Canadian Consumer Debt Hits $2.66T as Insolvencies Surge 18.8%
EFX•Q1 consumer debt reached $2.66T, up 3.8% year-over-year, while non-mortgage balances contracted by $487M—the first quarterly drop in several quarters. Insolvencies surged 18.8% to the highest level since 2009 as new credit card originations plunged to a four-year low and lenders cut higher-risk limits 15–20%.
1. Q1 Consumer Debt and Insolvencies
The Q1 report shows total consumer debt climbed to $2.66 trillion, a 3.8% increase year-over-year, while non-mortgage balances fell by $487 million—the first quarterly decline in several quarters. Insolvency volumes rose 18.8% to levels unseen since 2009, with homeowner insolvencies up 11% quarter-over-quarter and average insolvency debt at $43.3K for non-mortgage filers and $82.4K for mortgage holders.

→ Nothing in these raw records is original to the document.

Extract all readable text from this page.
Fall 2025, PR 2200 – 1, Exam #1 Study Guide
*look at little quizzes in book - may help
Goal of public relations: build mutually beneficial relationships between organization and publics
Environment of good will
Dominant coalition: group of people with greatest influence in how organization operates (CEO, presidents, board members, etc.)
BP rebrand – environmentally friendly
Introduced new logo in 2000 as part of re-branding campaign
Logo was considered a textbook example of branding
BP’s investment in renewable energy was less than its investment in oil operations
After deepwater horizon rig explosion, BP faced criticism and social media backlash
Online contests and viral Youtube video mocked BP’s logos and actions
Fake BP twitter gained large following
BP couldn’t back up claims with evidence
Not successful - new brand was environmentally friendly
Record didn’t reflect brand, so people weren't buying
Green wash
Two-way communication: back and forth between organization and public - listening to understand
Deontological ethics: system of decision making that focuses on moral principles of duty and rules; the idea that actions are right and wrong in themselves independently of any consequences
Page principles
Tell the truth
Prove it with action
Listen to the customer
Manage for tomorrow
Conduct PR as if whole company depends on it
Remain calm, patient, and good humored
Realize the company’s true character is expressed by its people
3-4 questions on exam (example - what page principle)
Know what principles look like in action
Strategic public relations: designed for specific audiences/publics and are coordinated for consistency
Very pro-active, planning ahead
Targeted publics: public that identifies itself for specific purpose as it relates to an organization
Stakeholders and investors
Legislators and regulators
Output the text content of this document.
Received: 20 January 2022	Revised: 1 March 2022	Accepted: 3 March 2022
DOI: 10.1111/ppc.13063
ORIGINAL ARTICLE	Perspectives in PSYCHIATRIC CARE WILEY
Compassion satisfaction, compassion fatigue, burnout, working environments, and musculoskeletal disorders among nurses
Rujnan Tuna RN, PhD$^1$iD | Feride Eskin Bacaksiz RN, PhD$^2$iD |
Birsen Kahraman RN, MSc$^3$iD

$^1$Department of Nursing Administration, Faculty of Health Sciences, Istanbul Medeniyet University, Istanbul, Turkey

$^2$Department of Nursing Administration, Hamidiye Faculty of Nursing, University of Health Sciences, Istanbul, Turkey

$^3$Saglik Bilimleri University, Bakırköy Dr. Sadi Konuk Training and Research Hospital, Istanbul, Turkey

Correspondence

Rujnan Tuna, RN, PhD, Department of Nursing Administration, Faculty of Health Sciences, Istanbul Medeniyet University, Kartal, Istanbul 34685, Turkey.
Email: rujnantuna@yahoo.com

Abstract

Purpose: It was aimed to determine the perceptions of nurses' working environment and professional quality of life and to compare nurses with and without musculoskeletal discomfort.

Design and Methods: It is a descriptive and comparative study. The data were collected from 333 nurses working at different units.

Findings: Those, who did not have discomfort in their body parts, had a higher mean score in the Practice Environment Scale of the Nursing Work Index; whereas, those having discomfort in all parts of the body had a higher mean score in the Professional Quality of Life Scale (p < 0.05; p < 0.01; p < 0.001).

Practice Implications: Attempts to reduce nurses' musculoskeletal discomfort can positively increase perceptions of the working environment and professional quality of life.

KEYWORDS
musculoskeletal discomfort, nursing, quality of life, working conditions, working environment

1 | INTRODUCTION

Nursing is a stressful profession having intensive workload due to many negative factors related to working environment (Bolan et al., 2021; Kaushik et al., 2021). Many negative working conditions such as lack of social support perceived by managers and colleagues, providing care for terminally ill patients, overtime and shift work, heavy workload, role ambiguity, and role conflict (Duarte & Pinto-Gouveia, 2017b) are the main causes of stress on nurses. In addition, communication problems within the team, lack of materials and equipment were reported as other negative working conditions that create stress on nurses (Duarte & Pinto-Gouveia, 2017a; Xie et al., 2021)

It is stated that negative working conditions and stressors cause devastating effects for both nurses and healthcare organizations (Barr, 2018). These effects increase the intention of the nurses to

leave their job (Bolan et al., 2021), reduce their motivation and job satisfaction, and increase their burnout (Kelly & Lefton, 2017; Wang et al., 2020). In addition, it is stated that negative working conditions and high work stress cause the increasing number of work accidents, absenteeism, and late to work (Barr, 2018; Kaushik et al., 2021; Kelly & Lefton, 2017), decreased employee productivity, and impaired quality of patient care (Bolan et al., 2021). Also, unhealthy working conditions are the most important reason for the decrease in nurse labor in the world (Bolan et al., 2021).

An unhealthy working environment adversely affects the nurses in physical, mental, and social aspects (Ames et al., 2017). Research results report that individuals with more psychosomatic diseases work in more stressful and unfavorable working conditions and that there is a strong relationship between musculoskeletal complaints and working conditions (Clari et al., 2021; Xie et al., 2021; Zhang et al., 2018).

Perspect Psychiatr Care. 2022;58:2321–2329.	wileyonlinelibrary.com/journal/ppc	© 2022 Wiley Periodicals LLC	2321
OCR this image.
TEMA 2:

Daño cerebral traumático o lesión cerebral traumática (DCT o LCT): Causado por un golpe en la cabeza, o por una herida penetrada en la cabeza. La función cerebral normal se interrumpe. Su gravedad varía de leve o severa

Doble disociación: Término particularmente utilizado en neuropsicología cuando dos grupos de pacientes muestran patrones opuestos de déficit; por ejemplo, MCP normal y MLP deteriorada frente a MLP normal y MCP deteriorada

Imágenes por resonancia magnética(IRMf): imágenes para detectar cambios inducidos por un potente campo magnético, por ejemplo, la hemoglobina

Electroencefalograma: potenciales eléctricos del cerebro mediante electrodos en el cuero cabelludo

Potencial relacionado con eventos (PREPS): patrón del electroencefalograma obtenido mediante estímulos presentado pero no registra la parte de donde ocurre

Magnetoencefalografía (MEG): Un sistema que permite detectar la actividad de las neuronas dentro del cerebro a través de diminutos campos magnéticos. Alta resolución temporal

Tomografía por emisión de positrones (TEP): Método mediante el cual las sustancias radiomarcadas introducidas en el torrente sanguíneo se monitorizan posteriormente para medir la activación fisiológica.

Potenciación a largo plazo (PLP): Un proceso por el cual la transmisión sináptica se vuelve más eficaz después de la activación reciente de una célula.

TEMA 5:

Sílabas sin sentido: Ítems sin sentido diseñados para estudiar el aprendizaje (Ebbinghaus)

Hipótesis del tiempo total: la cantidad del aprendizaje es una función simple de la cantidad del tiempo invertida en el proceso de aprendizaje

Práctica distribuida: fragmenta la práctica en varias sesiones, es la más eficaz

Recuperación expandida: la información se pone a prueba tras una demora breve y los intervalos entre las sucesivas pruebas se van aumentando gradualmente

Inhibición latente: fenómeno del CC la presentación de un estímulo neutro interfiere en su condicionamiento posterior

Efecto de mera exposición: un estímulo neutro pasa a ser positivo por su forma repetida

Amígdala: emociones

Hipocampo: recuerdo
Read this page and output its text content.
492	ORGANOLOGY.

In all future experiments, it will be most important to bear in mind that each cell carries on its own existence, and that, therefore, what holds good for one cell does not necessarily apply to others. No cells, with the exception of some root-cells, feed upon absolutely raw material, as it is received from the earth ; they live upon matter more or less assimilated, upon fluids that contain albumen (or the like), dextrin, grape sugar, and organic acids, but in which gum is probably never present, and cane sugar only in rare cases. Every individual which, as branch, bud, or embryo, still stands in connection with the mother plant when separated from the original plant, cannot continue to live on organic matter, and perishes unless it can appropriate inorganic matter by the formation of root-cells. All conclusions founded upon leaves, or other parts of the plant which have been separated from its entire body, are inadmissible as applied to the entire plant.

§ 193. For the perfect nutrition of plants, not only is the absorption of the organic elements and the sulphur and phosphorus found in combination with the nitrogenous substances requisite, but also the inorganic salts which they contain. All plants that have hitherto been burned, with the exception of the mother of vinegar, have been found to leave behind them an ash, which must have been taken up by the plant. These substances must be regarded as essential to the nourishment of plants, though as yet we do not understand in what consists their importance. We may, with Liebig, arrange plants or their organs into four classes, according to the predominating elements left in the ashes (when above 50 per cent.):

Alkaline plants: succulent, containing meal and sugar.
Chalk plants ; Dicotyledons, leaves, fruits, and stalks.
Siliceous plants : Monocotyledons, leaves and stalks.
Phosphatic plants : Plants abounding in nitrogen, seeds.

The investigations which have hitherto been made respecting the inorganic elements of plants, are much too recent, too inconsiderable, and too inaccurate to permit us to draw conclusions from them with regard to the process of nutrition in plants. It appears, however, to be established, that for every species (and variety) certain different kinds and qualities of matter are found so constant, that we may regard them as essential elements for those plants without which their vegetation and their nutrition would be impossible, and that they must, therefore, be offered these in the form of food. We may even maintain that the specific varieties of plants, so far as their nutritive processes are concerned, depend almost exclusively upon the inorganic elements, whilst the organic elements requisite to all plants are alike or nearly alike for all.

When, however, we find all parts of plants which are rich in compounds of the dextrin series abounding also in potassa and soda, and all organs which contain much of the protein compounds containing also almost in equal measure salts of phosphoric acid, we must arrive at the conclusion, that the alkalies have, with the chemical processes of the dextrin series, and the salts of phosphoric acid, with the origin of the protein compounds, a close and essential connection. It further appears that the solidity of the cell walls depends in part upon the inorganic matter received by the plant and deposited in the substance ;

2. Credit Originations and Lending Standards
New credit card originations dropped to a four-year low as demand softened across most risk segments. Lenders responded by reducing average credit limits for higher-risk applicants by 15–20%, while super-prime consumers received modest limit increases.
3. Auto and Installment Loan Slowdown
Captive auto loan originations declined nearly 5% year-over-year to a three-year low, and bank instalment loan volumes fell 9.5%, reflecting heightened consumer caution despite lower vehicle prices offset by rising insurance and maintenance costs.
4. Delinquency Trends and Regional Variations
National 90+ day delinquency balances and volumes rose by 4.18% and 2.38%, respectively. Provincial results diverged: Quebec, Nova Scotia, Saskatchewan and New Brunswick showed delinquency improvements, while Ontario, British Columbia and Manitoba experienced worsening trends.